Chegamos a um momento de inflexão na história. Os Estados Unidos são a República democrática mais poderosa e influente do mundo. Apesar de todos os seus erros e defeitos, foi o modelo global e protetor dos valores democráticos. Sob Trump, isso desapareceu. Ele foi o opositor constante dos valores e aspirações incorporados em um ideal republicano.

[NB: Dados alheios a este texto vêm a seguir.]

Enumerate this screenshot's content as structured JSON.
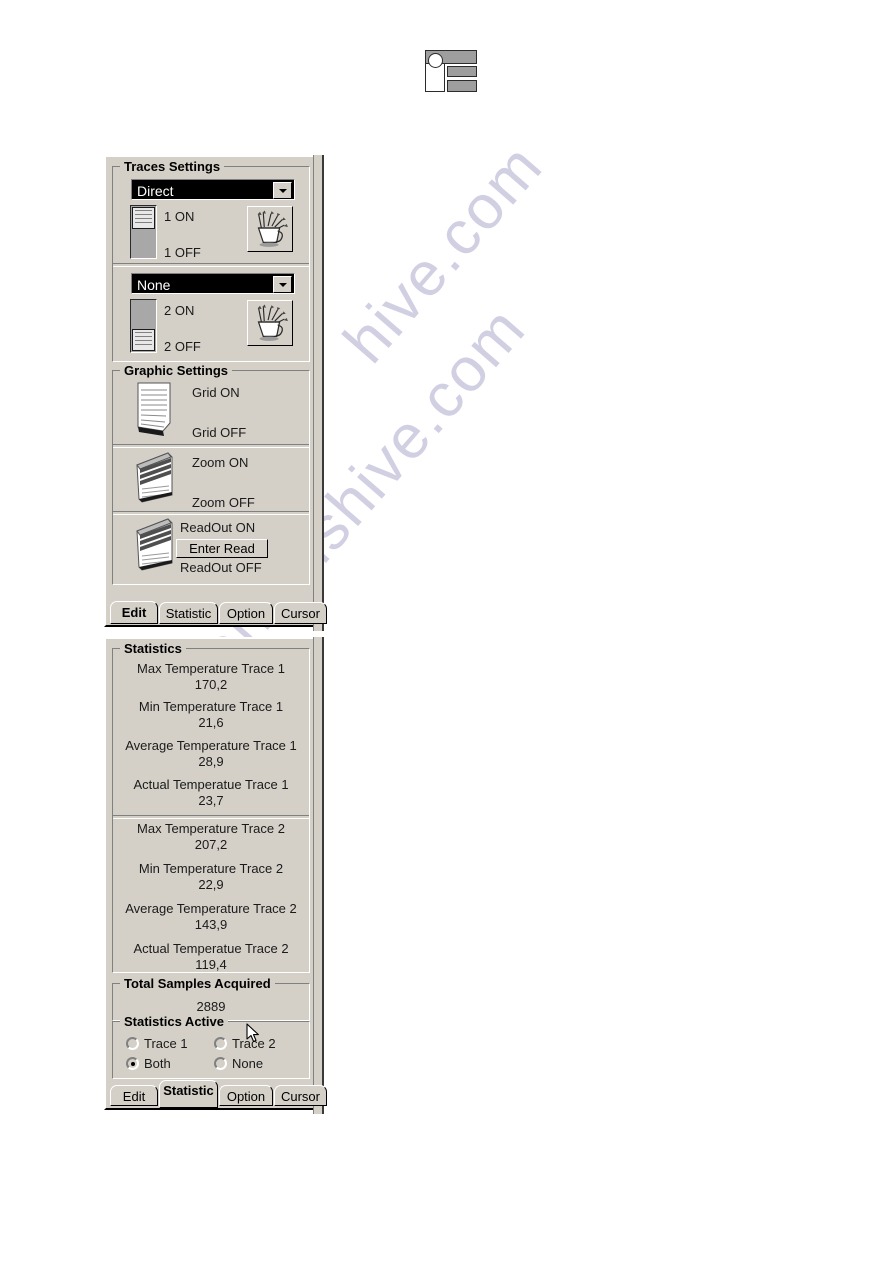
{
  "document": {
    "watermark": [
      "hive.com",
      "manualshive.com"
    ]
  },
  "logo": {
    "name": "company-logo"
  },
  "edit_panel": {
    "traces_settings": {
      "legend": "Traces Settings",
      "trace1": {
        "combo_value": "Direct",
        "slider_on_label": "1 ON",
        "slider_off_label": "1 OFF",
        "slider_position": "on",
        "color_button_icon": "brush-cup-icon"
      },
      "trace2": {
        "combo_value": "None",
        "slider_on_label": "2 ON",
        "slider_off_label": "2 OFF",
        "slider_position": "off",
        "color_button_icon": "brush-cup-icon"
      }
    },
    "graphic_settings": {
      "legend": "Graphic  Settings",
      "grid": {
        "on_label": "Grid ON",
        "off_label": "Grid OFF",
        "lever_icon": "page-lever-icon",
        "state": "off"
      },
      "zoom": {
        "on_label": "Zoom ON",
        "off_label": "Zoom OFF",
        "lever_icon": "page-lever-icon",
        "state": "on"
      },
      "readout": {
        "on_label": "ReadOut ON",
        "off_label": "ReadOut OFF",
        "button_label": "Enter Read",
        "lever_icon": "page-lever-icon",
        "state": "on"
      }
    },
    "tabs": [
      {
        "label": "Edit",
        "selected": true
      },
      {
        "label": "Statistic",
        "selected": false
      },
      {
        "label": "Option",
        "selected": false
      },
      {
        "label": "Cursor",
        "selected": false
      }
    ]
  },
  "statistic_panel": {
    "statistics": {
      "legend": "Statistics",
      "trace1": [
        {
          "label": "Max Temperature Trace 1",
          "value": "170,2"
        },
        {
          "label": "Min Temperature Trace 1",
          "value": "21,6"
        },
        {
          "label": "Average Temperature Trace 1",
          "value": "28,9"
        },
        {
          "label": "Actual Temperatue Trace 1",
          "value": "23,7"
        }
      ],
      "trace2": [
        {
          "label": "Max Temperature Trace 2",
          "value": "207,2"
        },
        {
          "label": "Min Temperature Trace 2",
          "value": "22,9"
        },
        {
          "label": "Average Temperature Trace 2",
          "value": "143,9"
        },
        {
          "label": "Actual Temperatue Trace 2",
          "value": "119,4"
        }
      ]
    },
    "total_samples": {
      "legend": "Total Samples Acquired",
      "value": "2889"
    },
    "statistics_active": {
      "legend": "Statistics Active",
      "options": [
        {
          "label": "Trace 1",
          "selected": false
        },
        {
          "label": "Trace 2",
          "selected": false
        },
        {
          "label": "Both",
          "selected": true
        },
        {
          "label": "None",
          "selected": false
        }
      ]
    },
    "tabs": [
      {
        "label": "Edit",
        "selected": false
      },
      {
        "label": "Statistic",
        "selected": true
      },
      {
        "label": "Option",
        "selected": false
      },
      {
        "label": "Cursor",
        "selected": false
      }
    ]
  }
}
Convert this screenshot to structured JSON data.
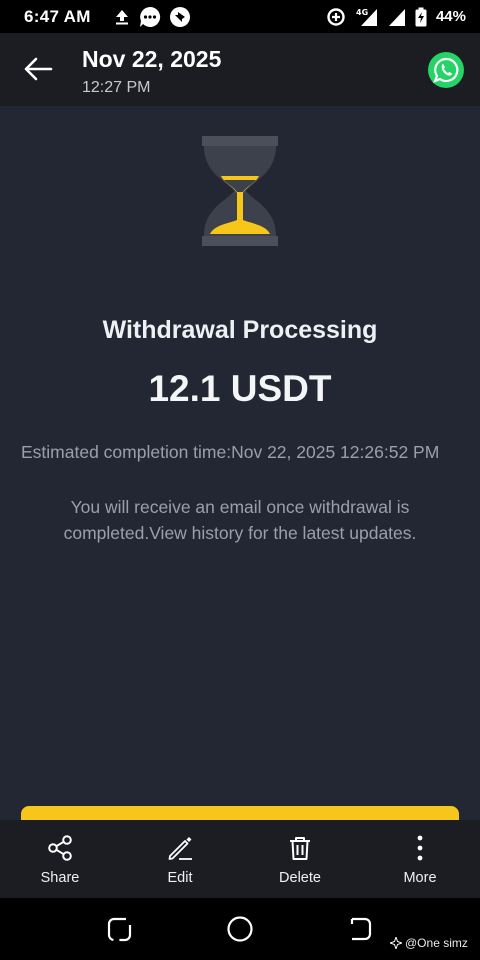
{
  "status_bar": {
    "time": "6:47 AM",
    "network": "4G",
    "battery": "44%",
    "left_icons": [
      "upload-icon",
      "chat-icon",
      "messenger-icon"
    ],
    "right_icons": [
      "data-saver-icon",
      "signal-4g-icon",
      "signal-icon",
      "battery-charging-icon"
    ]
  },
  "header": {
    "date": "Nov 22, 2025",
    "time": "12:27 PM",
    "back_icon": "arrow-left-icon",
    "share_icon": "whatsapp-icon"
  },
  "withdrawal": {
    "status_icon": "hourglass-icon",
    "title": "Withdrawal Processing",
    "amount": "12.1 USDT",
    "eta": "Estimated completion time:Nov 22, 2025 12:26:52 PM",
    "note": "You will receive an email once withdrawal is completed.View history for the latest updates."
  },
  "toolbar": {
    "share": "Share",
    "edit": "Edit",
    "delete": "Delete",
    "more": "More"
  },
  "watermark": "@One simz",
  "colors": {
    "accent": "#f7c61b",
    "background": "#222733",
    "header": "#1c1d22",
    "whatsapp": "#25d366"
  }
}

Trump falhou. Além disso, depois de sua tentativa de golpe, ninguém pode negar que sua ameaça era real. Mas isso não basta. Se a política americana se desdobrar como parece provável que faça, haverá outros Trumps. Um deles, mais competente e impiedoso, poderá ter êxito. Para que isso seja evitado, a política dos EUA deve agora mudar para o respeito à verdade e uma versão inclusiva de patriotismo.
Roma foi possivelmente a última superpotência republicana. Mas os ricos e poderosos destruíram aquela República, instalando uma ditadura militar, 1.800 anos antes do nascimento dos EUA. A República americana sobreviveu ao teste de Trump. Mas ainda precisa ser salva da morte.
Martin Wolf
Comentarista-chefe de economia no Financial Times, doutor em economia pela London School of Economics.